For SIEobs, they use three different SIE data sets : HadISST2 (which is a bit dated), Walsh and Chapman (WC) which is a great dataset, which we extensively discussed in the comment section here :
http://neven1.typepad.com/blog/2016/01/september-arctic-sea-ice-extent-1935-2014.html
and a new dataset by Piron and Pasalodos (PP) which I did not know about before and will certainly take a look at, especially since they date back to 1933.
PP and WC are apparently very similar for the 1953-2012 period that Mueller et al used.



Hi Rob,

Just to point out that the Piron and Pasalodos (PP) dataset is our time series, the one that we discussed nicely and extensively here: http://neven1.typepad.com/blog/2016/01/september-arctic-sea-ice-extent-1935-2014.html

(Journal article: https://doi.org/10.5281/zenodo.44756 , NetCDF file with the gridded data: https://doi.org/10.5281/zenodo.44757 , CSV file with the extent values: https://doi.org/10.5281/zenodo.44758)
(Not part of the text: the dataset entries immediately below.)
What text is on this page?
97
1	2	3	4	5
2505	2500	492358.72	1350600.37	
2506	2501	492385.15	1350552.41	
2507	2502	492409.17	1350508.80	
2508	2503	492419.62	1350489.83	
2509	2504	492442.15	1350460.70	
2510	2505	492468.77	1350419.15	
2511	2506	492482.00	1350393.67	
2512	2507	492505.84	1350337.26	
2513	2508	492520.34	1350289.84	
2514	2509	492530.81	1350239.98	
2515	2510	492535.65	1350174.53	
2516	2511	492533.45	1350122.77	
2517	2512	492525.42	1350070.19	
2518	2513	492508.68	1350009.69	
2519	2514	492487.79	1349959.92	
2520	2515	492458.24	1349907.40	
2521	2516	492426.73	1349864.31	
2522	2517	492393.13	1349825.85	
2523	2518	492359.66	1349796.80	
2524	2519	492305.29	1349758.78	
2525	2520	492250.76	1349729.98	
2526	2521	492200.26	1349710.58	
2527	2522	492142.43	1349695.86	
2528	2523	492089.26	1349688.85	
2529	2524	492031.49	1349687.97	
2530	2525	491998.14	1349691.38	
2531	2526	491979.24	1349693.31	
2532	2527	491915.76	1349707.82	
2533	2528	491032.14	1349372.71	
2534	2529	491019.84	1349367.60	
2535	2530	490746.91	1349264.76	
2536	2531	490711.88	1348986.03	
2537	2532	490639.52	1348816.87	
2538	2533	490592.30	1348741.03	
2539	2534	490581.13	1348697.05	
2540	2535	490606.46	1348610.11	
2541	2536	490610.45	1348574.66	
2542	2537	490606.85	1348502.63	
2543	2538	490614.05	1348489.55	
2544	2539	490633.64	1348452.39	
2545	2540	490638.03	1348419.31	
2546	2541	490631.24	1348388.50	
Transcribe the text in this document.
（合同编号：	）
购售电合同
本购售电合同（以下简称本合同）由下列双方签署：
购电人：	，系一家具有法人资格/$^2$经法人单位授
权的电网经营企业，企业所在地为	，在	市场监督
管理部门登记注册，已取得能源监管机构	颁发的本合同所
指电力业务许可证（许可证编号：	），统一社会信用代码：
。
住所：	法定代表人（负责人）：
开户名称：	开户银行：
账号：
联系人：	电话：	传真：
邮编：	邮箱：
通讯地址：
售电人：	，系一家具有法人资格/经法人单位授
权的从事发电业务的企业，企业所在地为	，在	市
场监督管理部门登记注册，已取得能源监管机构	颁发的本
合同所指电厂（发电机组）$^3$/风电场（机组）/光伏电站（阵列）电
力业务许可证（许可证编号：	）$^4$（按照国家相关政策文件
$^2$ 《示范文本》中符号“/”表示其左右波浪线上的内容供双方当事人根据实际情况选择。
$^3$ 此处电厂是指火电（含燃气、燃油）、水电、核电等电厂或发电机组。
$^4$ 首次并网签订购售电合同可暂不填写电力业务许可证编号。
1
Glad to see that our data are useful!


AbruptSLR

  • ASIF Emperor
  • Posts: 15874
    • View Profile
  • Liked: 94
  • Likes Given: 6
Re: The Science of Aerosols
« Reply #171 on: September 11, 2018, 07:32:08 PM »
The linked reference provides evidence that CMIP5 model projections 'have underestimated the cooling effect that aerosol particles have had on climate in recent decades"; which 'suggests that the models are not sensitive enough to increasing greenhouse gas concentrations in the atmosphere'.  In other words, this reference finds that the CMIP5 models (as a group) underestimate both TCR & ECS:


Trude Storelvmo et al. (29 August 2018), "Lethargic response to aerosol emissions in current climate models", Geophysical Research Letters, https://doi.org/10.1029/2018GL078298

https://agupubs.onlinelibrary.wiley.com/doi/abs/10.1029/2018GL078298

"Abstract
The global temperature trend observed over the last century is largely the result of two opposing effects – cooling from aerosol particles and greenhouse gas (GHG) warming. While the effect of increasing GHG concentrations on Earth's radiation budget is well‐constrained, that due to anthropogenic aerosols is not, partly due to a lack of observations. However, long‐term surface measurements of changes in downward solar radiation (SDSR), an often‐used proxy for aerosol radiative impact, are available worldwide over the last half‐century. We compare SDSR changes from ∼1,400 stations to those from the CMIP5 global climate simulations over the period 1961‐2005. The observed SDSR shows a strong early downward trend followed by a weaker trend‐reversal, broadly consistent with historical aerosol emissions. However, despite considerable changes to known aerosol emissions over time, the models show negligible SDSR trends, revealing a lethargic response to aerosol emissions, and casting doubt on the accuracy of their future climate projections.

Plain Language Summary
Observations of incoming solar radiation, as measured at approximately 1400 surface stations worldwide, show a strong downward trend from the 1960s to the 1980s, followed by a weaker trend reversal thereafter. These trends are thought to be due to changes in the amount of aerosol particles in the atmosphere, and we find support for that here in the temporal evolution of anthropogenic aerosol emissions. This is expected because aerosol particles reflect and/or absorb sunlight back to space, and have a net cooling effect on Earth's climate. However, we find that the current generation of climate models simulate negligible solar radiation trends over the last half‐century, suggesting that they have underestimated the cooling effect that aerosol particles have had on climate in recent decades. Despite this, climate models tend to reproduce surface air temperature over the time period in question reasonably well. This, in turn, suggests that the models are not sensitive enough to increasing greenhouse gas concentrations in the atmosphere, with important implications for their ability to simulate future climate."
“It is not the strongest or the most intelligent who will survive but those who can best manage change.”